# Fort Worth Night Riders- June 13th



## Dave Hickey (Jan 27, 2002)

I met up with the Fort Worth Night Riders for their Sunday night ride... 

It's a 15 mile ride that has a few pub stops along the way...We started at the Chat Room Bar and hit one English pub and two Irish pubs.There is a one beer limit at each stop.

We had 25 people. We started at 7:30pm and finished at 11:00..

Two of the bars we stopped at allowed us to bring our bikes inside...

Everyone obeyed traffic laws and the only problem was a flat on one of bikes...

It was a nice relaxing time


----------



## Dave Hickey (Jan 27, 2002)

A few more


----------



## MB1 (Jan 27, 2004)

Between you and Arby I am sensing a theme......


----------



## Dave Hickey (Jan 27, 2002)

MB1 said:


> Between you and Arby I am sensing a theme......
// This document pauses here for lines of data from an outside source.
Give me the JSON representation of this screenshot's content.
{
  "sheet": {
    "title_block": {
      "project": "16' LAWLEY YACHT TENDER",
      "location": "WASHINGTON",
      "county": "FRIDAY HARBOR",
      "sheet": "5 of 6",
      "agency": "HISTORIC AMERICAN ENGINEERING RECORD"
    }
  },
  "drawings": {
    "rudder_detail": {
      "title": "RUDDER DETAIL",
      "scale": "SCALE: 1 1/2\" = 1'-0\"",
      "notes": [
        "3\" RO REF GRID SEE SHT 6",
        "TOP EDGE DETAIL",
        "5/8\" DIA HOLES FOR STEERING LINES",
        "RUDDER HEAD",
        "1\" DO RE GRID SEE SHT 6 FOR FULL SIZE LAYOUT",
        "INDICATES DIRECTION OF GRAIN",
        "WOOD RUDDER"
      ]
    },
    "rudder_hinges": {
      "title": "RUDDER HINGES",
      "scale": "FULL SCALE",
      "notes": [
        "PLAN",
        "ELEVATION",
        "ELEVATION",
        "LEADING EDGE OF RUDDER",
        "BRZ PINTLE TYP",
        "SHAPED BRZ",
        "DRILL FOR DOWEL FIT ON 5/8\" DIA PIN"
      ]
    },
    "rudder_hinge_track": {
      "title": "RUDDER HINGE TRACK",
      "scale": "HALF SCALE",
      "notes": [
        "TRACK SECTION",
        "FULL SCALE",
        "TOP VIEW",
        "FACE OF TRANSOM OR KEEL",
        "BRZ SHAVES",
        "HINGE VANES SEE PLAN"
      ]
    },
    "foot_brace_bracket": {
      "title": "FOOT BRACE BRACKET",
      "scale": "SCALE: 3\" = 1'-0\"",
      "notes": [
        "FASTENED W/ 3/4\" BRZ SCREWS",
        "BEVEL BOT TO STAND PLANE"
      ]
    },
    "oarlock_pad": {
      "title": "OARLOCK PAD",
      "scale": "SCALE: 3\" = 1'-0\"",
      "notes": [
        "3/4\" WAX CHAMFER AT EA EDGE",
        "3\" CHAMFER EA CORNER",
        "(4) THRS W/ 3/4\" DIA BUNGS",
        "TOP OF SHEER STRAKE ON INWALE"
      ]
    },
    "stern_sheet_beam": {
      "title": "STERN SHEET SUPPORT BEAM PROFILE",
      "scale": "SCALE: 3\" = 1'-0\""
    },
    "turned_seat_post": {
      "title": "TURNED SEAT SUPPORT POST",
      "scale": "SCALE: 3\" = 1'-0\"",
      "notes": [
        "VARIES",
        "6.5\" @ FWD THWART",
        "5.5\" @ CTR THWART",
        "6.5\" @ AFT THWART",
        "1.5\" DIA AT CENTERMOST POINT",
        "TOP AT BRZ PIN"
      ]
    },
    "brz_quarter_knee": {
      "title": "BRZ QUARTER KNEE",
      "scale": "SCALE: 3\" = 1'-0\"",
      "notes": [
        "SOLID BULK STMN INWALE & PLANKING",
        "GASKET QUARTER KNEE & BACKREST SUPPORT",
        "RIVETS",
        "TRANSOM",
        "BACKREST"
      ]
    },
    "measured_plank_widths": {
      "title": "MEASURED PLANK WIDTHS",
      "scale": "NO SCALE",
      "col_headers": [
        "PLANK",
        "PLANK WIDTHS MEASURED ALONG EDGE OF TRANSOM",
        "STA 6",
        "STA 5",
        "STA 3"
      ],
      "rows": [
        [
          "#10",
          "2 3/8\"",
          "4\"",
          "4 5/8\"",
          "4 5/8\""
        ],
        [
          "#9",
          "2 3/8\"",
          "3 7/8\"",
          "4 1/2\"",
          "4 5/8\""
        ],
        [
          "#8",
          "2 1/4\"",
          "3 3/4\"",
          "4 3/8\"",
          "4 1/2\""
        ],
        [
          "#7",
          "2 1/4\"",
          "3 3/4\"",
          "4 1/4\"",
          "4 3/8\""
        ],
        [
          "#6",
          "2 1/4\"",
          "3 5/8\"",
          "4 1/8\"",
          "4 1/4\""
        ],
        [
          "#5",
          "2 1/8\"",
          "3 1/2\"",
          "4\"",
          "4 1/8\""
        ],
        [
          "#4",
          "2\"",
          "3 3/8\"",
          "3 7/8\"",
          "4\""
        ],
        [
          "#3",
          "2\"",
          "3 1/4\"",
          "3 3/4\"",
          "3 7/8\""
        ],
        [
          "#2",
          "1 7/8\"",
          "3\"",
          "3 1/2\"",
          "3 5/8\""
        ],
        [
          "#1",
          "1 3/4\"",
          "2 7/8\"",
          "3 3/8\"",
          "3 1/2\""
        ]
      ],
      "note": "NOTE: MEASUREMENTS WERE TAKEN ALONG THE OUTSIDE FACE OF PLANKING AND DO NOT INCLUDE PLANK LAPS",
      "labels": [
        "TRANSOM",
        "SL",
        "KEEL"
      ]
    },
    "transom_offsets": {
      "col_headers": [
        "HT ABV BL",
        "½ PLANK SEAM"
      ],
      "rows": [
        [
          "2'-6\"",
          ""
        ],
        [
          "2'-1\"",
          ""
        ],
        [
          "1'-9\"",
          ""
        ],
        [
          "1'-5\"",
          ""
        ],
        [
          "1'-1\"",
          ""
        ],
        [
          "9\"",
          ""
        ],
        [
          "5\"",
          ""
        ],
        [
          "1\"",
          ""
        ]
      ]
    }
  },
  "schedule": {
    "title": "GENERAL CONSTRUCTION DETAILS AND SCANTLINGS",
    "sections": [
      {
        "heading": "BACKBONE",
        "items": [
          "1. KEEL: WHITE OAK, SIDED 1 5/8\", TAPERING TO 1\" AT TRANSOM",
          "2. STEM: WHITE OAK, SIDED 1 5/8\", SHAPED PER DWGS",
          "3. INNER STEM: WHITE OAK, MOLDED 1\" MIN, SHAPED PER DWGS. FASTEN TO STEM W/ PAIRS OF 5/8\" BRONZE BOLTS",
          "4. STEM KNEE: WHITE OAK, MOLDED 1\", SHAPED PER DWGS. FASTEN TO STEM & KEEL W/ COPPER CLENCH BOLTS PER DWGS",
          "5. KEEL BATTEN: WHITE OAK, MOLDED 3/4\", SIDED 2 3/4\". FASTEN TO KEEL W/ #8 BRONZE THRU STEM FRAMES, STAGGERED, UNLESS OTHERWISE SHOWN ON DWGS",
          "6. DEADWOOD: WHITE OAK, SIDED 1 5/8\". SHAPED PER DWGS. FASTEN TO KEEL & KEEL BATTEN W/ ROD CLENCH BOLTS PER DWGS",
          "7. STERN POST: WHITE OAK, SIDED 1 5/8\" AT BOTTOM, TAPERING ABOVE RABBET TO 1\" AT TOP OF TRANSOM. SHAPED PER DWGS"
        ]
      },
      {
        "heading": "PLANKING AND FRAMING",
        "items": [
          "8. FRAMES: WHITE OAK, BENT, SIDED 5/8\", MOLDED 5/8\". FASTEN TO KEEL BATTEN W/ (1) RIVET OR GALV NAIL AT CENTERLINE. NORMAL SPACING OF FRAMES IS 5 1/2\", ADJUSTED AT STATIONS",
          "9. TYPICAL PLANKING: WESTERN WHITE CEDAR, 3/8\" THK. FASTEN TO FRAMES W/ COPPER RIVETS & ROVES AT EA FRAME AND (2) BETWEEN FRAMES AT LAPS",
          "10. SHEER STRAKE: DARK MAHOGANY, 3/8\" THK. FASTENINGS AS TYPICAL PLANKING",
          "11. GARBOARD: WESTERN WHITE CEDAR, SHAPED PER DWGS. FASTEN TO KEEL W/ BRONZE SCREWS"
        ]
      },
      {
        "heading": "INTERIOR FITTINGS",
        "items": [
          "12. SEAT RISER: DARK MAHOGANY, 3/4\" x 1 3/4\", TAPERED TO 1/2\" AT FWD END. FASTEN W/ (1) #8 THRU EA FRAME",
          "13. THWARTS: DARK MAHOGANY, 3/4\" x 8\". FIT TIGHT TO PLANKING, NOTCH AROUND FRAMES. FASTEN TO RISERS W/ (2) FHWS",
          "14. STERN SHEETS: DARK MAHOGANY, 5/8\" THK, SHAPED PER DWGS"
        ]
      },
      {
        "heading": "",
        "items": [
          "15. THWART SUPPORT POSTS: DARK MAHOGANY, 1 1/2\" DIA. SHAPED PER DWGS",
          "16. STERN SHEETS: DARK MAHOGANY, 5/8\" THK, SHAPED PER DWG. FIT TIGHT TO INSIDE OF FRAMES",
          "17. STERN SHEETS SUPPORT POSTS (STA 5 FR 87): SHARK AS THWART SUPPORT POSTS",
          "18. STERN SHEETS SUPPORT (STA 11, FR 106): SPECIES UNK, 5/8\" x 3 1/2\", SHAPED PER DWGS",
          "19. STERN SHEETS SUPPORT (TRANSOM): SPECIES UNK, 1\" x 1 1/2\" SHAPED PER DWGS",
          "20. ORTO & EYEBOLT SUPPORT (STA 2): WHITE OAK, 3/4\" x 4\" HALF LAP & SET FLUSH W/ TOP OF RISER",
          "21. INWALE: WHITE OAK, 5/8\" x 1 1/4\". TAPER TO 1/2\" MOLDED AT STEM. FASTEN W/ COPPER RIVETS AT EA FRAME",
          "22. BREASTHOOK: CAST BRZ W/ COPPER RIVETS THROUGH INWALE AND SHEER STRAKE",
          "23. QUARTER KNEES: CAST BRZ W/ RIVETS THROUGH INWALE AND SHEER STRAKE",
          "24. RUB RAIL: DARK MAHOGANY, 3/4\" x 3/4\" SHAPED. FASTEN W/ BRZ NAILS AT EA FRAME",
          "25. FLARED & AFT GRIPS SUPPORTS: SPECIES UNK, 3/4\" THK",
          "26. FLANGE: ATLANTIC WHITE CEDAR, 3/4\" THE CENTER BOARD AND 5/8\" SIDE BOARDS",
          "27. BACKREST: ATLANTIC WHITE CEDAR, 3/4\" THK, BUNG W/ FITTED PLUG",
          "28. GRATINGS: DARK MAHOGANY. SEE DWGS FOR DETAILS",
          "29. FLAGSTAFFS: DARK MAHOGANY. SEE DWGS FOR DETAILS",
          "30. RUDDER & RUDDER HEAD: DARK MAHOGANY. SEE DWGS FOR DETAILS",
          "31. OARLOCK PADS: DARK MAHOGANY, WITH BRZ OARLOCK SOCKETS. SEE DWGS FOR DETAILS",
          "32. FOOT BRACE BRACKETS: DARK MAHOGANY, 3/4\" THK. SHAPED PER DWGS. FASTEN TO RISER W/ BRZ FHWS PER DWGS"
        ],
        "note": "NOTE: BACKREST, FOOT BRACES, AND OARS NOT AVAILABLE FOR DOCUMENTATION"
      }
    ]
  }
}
It was fun...I rode 80 miles yesterday morning so this was just a nice relaxing couple of hours on a bike


----------



## Creakyknees (Sep 21, 2003)

nice!

there's a full moon ride on gravel roads, I think this Friday (?) - I'll confirm and post up in the TX forum.


----------



## bignose (Sep 15, 2005)

Please approach Jonathan McMillian and utter the phrase "boo barf cheese whistle tip fur whacker"

You will get a reaction.


----------



## lonelobo (Sep 17, 2009)

*By any other name*

In New Orleans, this would be called a Pub Crawl.


----------